A priori, toute audition et a fortiori toute poursuite contre Nicolas Sarkozy semblent juridiquement impossibles, du fait de l'immunité pénale attachée à la fonction de chef de l'Etat. Le parquet général de la Cour de cassation s'oppose cependant à l'extension de facto de cette immunité à l'entourage présidentiel, comme l'a fait l'arrêt de la cour d'appel en 2011.

Le plaignant, l'association anticorruption Anticor, estime que les sondages n'avaient, pour beaucoup, pas d'intérêt public, et souligne que les bénéficiaires essentiels des commandes étaient des sociétés dirigées par deux conseillers et amis de Nicolas Sarkozy, Patrick Buisson (trois millions d'euros) et Pierre Giacometti (2,5 millions d'euros).

Karachi
Deux juges d'instruction ont multiplié les investigations concernant une supposée corruption en marge de contrats d'armement et de la campagne présidentielle d'Edouard Balladur en 1995, dont Nicolas Sarkozy était porte-parole.
Ils ont en particulier mis en examen deux amis proches de l'ancien président, Thierry Gaubert et Nicolas Bazire, témoin de mariage de Nicolas Sarkozy et de Carla Bruni en 2008, directeur de cabinet du Premier ministre Edouard Balladur entre 1993 et 1995 et directeur de sa campagne présidentielle.

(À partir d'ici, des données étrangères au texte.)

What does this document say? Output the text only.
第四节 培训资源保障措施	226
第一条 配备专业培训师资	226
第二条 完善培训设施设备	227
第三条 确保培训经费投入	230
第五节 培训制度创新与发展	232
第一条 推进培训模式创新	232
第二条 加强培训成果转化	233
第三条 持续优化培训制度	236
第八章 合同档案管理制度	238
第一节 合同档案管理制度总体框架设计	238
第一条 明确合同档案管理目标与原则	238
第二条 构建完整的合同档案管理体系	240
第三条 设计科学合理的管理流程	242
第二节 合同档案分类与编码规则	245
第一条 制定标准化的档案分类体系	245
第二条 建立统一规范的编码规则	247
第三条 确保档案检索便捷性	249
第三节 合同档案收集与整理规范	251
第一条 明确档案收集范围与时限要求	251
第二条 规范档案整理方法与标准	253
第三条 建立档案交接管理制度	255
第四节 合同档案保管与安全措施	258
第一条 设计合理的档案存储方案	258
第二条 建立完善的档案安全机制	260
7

Ils sont soupçonnés d'avoir convoyé ou reçu frauduleusement des sommes en espèces provenant de la vente de sous-marins au Pakistan (84 millions d'euros) et de frégates à l'Arabie saoudite (200 millions d'euros) dans les années 1990.

La perspective d'une implication directe de Nicolas Sarkozy, est juridiquement délicate, car si une audition comme témoin est possible, toute poursuite semble relever de la Cour de justice de la République.
Il était en effet à l'époque des faits ministre du Budget (1993-1995), et pourrait avoir approuvé en cette qualité, selon la police luxembourgeoise, la création de structures off-shore liées à l'affaire. Il le nie. Ce point ne semble pas avoir fait l'objet d'investigations détaillées. Par ailleurs, la saisine de cette juridiction, très complexe, apparaît hautement improbable.